SDHI’s dienen steeds gebruikt te worden in combinatie met een curatief werkend fungicide (in de vorm van een samengesteld handelsproduct of door menging).

Binnen de chemische groep SDHI zijn er een aantal chemische families met onder andere:

- de pyrazool-carboxamiden (met de werkzame stoffen benzovindiflupyr of solatenol, bixafen, fluxapyroxad of xemium en isopyrazam),

- en een pyridinyl-ethyl-benzamide (met de werkzame stof fluopyram) als meest recente.

Naast het fungicide-effect kunnen (onder normale groeiomstandigheden) bij het gebruik van carboxamiden een aantal effecten optreden, zoals het zogenaamde ‘groen-effect’.

Qil-fungiciden

Voor het komend seizoen 2021 is een nieuwe werkzame stof beschikbaar, namelijk fenpicoxamid (of Inatreq) van Corteva, behorend tot de chemische familie van de picolinamiden.

De picolinamiden behoren tot de chemische groep van de QiI-fungiciden, een chemische groep die nieuw is voor gebruik in onder meer wintertarwe.
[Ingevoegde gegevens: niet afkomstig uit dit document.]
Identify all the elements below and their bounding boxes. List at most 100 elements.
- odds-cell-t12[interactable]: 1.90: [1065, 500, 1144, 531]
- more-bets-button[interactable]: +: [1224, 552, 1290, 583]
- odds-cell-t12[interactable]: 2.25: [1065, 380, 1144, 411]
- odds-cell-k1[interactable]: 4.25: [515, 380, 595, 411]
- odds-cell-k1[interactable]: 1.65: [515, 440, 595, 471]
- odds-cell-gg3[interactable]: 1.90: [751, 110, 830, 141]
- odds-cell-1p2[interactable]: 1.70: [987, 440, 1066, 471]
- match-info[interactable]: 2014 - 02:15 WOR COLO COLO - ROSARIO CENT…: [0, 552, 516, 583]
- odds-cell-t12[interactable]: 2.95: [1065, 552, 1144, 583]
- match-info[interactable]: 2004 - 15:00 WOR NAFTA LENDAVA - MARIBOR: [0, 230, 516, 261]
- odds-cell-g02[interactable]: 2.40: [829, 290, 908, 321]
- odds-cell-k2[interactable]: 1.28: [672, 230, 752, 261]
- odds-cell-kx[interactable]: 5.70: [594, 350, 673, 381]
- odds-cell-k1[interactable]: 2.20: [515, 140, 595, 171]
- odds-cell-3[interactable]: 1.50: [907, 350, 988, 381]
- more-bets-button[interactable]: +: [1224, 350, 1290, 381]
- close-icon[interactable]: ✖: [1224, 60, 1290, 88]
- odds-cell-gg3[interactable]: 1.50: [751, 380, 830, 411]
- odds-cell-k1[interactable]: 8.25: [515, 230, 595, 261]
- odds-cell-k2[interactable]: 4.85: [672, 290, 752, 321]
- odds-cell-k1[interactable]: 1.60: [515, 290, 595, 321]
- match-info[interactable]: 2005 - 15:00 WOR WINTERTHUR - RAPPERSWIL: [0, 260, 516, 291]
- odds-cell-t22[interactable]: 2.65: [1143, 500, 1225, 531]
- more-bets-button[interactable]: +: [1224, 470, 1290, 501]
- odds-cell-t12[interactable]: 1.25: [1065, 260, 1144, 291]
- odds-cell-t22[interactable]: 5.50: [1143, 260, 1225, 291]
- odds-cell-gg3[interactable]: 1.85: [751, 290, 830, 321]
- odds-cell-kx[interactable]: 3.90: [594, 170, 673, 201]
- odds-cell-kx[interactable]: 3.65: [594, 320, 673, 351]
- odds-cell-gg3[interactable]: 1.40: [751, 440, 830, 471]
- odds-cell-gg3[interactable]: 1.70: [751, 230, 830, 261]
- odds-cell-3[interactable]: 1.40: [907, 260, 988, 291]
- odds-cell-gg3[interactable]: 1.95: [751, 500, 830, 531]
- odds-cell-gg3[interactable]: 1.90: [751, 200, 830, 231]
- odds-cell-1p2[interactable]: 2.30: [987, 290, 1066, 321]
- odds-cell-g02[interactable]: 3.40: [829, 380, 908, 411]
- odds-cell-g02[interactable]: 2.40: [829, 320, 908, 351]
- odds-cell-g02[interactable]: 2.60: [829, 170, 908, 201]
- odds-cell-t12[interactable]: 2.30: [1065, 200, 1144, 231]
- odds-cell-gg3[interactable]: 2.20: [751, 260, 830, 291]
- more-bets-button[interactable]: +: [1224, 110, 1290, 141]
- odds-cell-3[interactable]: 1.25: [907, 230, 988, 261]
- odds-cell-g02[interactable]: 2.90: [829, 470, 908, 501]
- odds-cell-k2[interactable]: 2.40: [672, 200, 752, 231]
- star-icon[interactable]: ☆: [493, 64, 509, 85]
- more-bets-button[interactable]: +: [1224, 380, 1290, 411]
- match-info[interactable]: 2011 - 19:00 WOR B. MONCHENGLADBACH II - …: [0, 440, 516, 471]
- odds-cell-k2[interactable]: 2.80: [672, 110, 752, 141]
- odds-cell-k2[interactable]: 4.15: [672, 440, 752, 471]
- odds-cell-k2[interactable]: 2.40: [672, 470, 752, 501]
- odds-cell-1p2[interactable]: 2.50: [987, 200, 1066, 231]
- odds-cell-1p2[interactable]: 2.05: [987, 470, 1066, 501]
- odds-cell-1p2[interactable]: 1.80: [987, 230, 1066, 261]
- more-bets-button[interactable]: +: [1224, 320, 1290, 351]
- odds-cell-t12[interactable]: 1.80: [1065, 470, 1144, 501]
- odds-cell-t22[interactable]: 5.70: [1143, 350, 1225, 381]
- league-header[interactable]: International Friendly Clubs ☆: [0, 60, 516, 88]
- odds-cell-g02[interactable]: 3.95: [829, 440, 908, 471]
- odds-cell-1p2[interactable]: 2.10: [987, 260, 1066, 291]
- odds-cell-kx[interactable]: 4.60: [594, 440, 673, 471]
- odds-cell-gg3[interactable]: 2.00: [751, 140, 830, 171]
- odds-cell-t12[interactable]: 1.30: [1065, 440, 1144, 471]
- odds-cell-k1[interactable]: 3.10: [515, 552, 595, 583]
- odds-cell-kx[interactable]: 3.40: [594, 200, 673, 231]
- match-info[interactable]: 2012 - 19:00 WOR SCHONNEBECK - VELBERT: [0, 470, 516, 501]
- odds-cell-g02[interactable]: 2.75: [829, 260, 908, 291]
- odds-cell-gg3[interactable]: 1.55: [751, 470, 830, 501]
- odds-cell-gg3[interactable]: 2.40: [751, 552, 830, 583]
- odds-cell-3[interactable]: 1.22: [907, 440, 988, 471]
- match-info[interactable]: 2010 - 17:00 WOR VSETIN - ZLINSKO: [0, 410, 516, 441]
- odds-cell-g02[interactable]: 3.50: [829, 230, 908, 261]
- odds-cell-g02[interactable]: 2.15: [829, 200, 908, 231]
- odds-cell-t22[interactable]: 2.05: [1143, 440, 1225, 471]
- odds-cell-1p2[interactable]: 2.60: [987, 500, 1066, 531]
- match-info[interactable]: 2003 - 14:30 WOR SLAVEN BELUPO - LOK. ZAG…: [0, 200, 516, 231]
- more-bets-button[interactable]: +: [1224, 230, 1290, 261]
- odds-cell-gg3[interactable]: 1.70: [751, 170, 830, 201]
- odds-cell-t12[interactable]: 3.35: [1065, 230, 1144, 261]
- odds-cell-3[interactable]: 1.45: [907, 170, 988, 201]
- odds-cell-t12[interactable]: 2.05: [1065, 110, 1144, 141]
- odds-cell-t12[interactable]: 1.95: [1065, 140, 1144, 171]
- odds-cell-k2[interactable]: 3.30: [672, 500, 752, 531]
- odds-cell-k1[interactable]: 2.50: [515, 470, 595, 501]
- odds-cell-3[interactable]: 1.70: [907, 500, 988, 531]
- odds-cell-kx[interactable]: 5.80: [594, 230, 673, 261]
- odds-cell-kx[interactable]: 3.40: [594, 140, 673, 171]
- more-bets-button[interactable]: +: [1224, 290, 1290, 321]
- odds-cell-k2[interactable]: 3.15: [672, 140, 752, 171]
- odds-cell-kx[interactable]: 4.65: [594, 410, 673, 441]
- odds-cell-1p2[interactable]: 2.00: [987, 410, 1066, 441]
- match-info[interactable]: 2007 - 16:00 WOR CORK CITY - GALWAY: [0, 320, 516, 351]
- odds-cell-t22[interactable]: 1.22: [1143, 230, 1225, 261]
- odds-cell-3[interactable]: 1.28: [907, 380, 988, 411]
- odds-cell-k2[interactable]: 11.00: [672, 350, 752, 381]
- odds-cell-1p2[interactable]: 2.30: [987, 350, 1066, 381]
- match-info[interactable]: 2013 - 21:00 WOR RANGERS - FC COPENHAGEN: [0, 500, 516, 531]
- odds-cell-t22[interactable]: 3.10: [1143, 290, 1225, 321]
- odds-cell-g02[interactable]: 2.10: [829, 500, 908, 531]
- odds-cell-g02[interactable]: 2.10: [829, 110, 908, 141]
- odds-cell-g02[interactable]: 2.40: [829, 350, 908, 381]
Hiermee beschikken we over een fungicide met een nieuwe werkingswijze, belangrijk in het kader van het resistentiemanagement.

Fenpicoxamid is beschikbaar in 3 handelsproducten, namelijk Aquino, Questar en Peacoq. Deze bevatten allen enkel fenpicoxamid aan 50 g/l.
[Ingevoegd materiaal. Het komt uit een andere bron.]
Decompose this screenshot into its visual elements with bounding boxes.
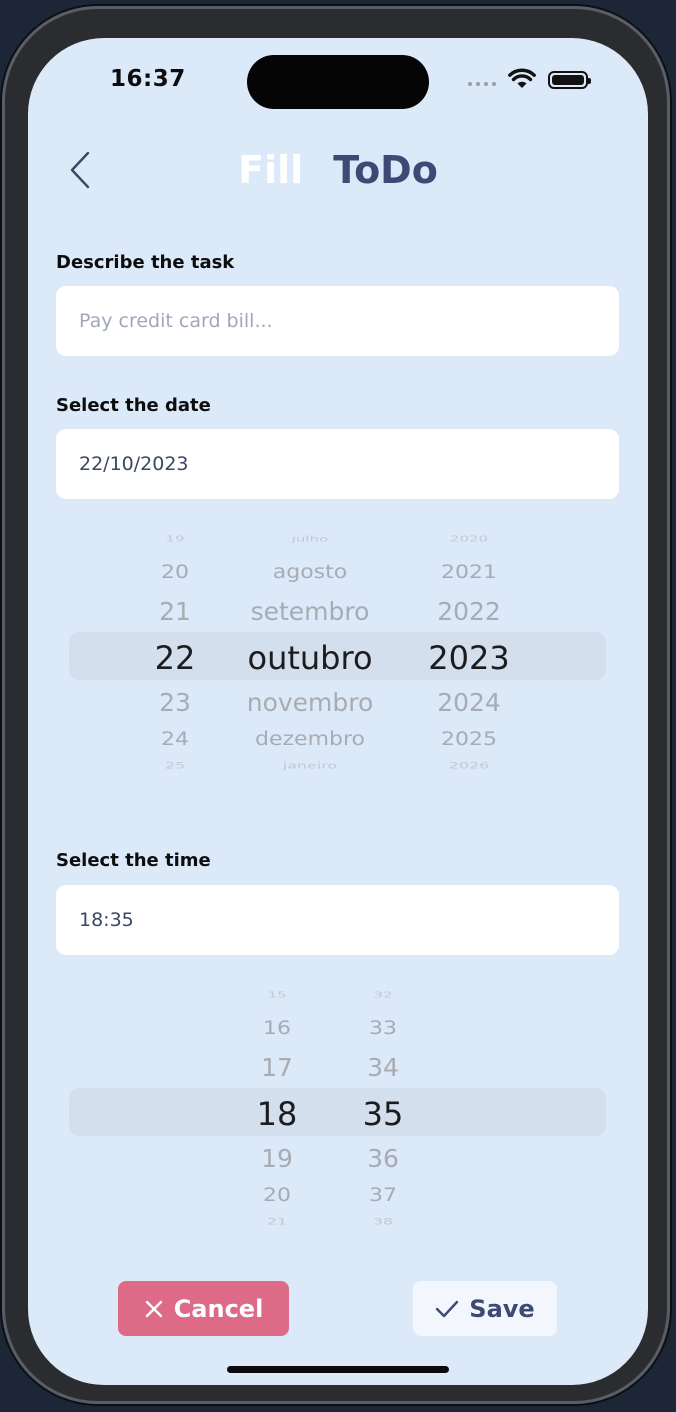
title-todo: ToDo <box>333 148 438 192</box>
day-option[interactable]: 25 <box>125 760 225 770</box>
hour-option[interactable]: 17 <box>227 1053 327 1082</box>
day-option[interactable]: 22 <box>125 639 225 677</box>
hour-option[interactable]: 19 <box>227 1144 327 1173</box>
minute-option[interactable]: 32 <box>333 990 433 1000</box>
year-option[interactable]: 2024 <box>419 688 519 717</box>
minute-option[interactable]: 36 <box>333 1144 433 1173</box>
task-label: Describe the task <box>56 252 235 273</box>
day-option[interactable]: 21 <box>125 597 225 626</box>
year-option[interactable]: 2026 <box>419 760 519 770</box>
minute-option[interactable]: 33 <box>333 1018 433 1039</box>
hour-option[interactable]: 16 <box>227 1018 327 1039</box>
year-option[interactable]: 2022 <box>419 597 519 626</box>
cancel-button[interactable]: Cancel <box>118 1281 289 1336</box>
title-fill: Fill <box>238 148 304 192</box>
wifi-icon <box>508 68 536 88</box>
date-picker[interactable]: 19 20 21 22 23 24 25 julho agosto setembro outubr… <box>69 526 606 786</box>
day-option[interactable]: 19 <box>125 534 225 544</box>
day-option[interactable]: 24 <box>125 729 225 750</box>
time-picker[interactable]: 15 16 17 18 19 20 21 32 33 34 35 36 37 38 <box>69 982 606 1242</box>
month-option[interactable]: setembro <box>235 597 385 626</box>
month-option[interactable]: julho <box>235 534 385 544</box>
save-label: Save <box>469 1294 535 1323</box>
day-option[interactable]: 23 <box>125 688 225 717</box>
year-option[interactable]: 2025 <box>419 729 519 750</box>
month-option[interactable]: janeiro <box>235 760 385 770</box>
phone-frame: 16:37 Fill ToDo Describe the task Pay cre… <box>2 6 670 1404</box>
month-option[interactable]: agosto <box>235 562 385 583</box>
month-option[interactable]: novembro <box>235 688 385 717</box>
year-option[interactable]: 2021 <box>419 562 519 583</box>
date-label: Select the date <box>56 395 211 416</box>
day-option[interactable]: 20 <box>125 562 225 583</box>
hour-option[interactable]: 18 <box>227 1095 327 1133</box>
home-indicator <box>227 1366 449 1373</box>
cancel-label: Cancel <box>173 1294 264 1323</box>
status-icons <box>468 68 598 94</box>
checkmark-icon <box>435 1299 459 1319</box>
year-option[interactable]: 2020 <box>419 534 519 544</box>
hour-option[interactable]: 15 <box>227 990 327 1000</box>
minute-option[interactable]: 37 <box>333 1185 433 1206</box>
minute-option[interactable]: 35 <box>333 1095 433 1133</box>
battery-icon <box>548 71 591 89</box>
cellular-signal-icon <box>468 82 496 86</box>
dynamic-island <box>247 55 429 109</box>
month-option[interactable]: dezembro <box>235 729 385 750</box>
close-icon <box>144 1299 164 1319</box>
hour-option[interactable]: 21 <box>227 1216 327 1226</box>
date-field[interactable]: 22/10/2023 <box>56 429 619 499</box>
time-label: Select the time <box>56 850 211 871</box>
app-screen: 16:37 Fill ToDo Describe the task Pay cre… <box>28 38 648 1385</box>
save-button[interactable]: Save <box>413 1281 557 1336</box>
minute-option[interactable]: 38 <box>333 1216 433 1226</box>
hour-option[interactable]: 20 <box>227 1185 327 1206</box>
minute-option[interactable]: 34 <box>333 1053 433 1082</box>
task-input[interactable]: Pay credit card bill... <box>56 286 619 356</box>
page-title: Fill ToDo <box>28 148 648 192</box>
year-option[interactable]: 2023 <box>419 639 519 677</box>
status-time: 16:37 <box>110 66 186 92</box>
month-option[interactable]: outubro <box>235 639 385 677</box>
time-field[interactable]: 18:35 <box>56 885 619 955</box>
Fenpicoxamid mag niet solo gebruikt worden, maar moet om het optreden van resistentie maximaal te vertragen steeds gebruikt worden in combinatie met één of meerdere andere werkzame stoffen. Aquino, Questar en Peacoq worden steeds verkocht in combinatie met één of meerdere partners in pack. De partner moet volgens Corteva een goede werkzaamheid bezitten ten aanzien van bladvlekkenziekte om het risico op resistentie te voorkomen.

Mogelijkheden voor aarbehandeling zijn dan:

- Aquino (fenpicoxamid 50 g/l) + partner, enkel beschikbaar in pack

- Questar (fenpicoxamid 50 g/l) + partner, enkel beschikbaar in pack

- Peacoq (fenpicoxamid 50 g/l) + partner, enkel beschikbaar in pack

De partner voor de aarbehandeling kan een triazool zijn, of een triazool + strobilurine (ter versterking naar roesten), of een SDHI.
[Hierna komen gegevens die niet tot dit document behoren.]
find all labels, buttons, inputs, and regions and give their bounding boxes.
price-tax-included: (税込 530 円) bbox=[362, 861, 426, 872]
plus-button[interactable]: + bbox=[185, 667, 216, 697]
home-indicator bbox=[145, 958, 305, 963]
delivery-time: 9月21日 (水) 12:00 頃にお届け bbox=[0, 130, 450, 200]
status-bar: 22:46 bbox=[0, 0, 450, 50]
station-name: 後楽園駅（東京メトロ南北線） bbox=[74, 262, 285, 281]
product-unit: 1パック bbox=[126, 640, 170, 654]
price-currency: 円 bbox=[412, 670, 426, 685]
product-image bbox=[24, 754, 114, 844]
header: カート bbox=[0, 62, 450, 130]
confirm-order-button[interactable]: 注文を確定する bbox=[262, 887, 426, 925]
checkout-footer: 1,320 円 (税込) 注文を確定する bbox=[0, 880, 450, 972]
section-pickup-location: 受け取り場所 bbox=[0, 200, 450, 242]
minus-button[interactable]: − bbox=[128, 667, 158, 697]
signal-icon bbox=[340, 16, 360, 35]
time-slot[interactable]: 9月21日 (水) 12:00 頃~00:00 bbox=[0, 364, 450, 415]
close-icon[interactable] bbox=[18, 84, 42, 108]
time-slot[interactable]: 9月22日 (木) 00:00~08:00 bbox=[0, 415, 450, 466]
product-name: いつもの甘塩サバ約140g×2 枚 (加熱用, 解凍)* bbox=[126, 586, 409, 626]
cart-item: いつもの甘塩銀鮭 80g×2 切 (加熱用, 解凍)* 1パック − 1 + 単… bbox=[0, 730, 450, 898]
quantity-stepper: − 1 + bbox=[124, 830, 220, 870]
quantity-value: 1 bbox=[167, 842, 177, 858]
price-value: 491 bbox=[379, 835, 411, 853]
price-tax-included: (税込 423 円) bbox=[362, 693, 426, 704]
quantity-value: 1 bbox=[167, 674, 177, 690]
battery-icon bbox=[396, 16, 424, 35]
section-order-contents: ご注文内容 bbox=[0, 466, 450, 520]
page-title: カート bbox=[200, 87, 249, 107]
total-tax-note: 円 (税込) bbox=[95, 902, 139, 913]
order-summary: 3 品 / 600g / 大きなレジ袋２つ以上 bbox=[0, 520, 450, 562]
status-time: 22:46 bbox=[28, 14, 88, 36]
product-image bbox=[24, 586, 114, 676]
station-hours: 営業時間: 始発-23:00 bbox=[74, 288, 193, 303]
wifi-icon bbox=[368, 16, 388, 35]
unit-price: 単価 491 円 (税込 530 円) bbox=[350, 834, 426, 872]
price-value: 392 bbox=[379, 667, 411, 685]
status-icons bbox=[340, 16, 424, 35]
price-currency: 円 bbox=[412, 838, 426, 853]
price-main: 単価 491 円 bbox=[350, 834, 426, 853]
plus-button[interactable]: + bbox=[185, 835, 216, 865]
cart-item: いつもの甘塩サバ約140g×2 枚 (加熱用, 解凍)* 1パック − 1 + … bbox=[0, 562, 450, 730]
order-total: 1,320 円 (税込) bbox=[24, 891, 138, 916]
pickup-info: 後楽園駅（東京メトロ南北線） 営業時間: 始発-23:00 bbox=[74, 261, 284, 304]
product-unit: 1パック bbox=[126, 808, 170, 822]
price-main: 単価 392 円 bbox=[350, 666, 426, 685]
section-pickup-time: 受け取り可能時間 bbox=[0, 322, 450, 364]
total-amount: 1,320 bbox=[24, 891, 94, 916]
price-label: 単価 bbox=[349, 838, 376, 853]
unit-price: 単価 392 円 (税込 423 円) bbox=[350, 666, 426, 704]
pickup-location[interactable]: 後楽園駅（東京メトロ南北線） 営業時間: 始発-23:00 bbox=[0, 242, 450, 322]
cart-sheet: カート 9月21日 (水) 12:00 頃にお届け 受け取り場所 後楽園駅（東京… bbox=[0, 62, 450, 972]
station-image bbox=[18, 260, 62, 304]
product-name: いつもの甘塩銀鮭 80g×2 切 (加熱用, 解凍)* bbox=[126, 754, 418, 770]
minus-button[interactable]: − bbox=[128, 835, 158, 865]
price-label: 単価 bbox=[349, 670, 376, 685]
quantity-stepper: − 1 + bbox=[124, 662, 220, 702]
Niettegenstaande er momenteel geen resistentie vastgesteld wordt ten aanzien van bladvlekkenziekte bij fenpicoxamid (= QiI-fungicide) blijft de combinatie met een multisitefungicide belangrijk om bescherming te bieden tegen het optreden van resistentie ten aanzien van bladvlekkenziekte. Volgens CRA-W Gembloux kunnen multi-sitefungiciden (folpet, zwavel) toegevoegd worden aan de fungicidebehandeling rondom het stadium ‘2e knoop’ (T1) of bij de fungicidebehandeling in het stadium ‘laatste blad’ indien er geen voorafgaande bladbehandeling werd uitgevoerd.

In het aarstadium bezitten multisite- fungiciden maar een beperkte werking op bladvlekkenziekte.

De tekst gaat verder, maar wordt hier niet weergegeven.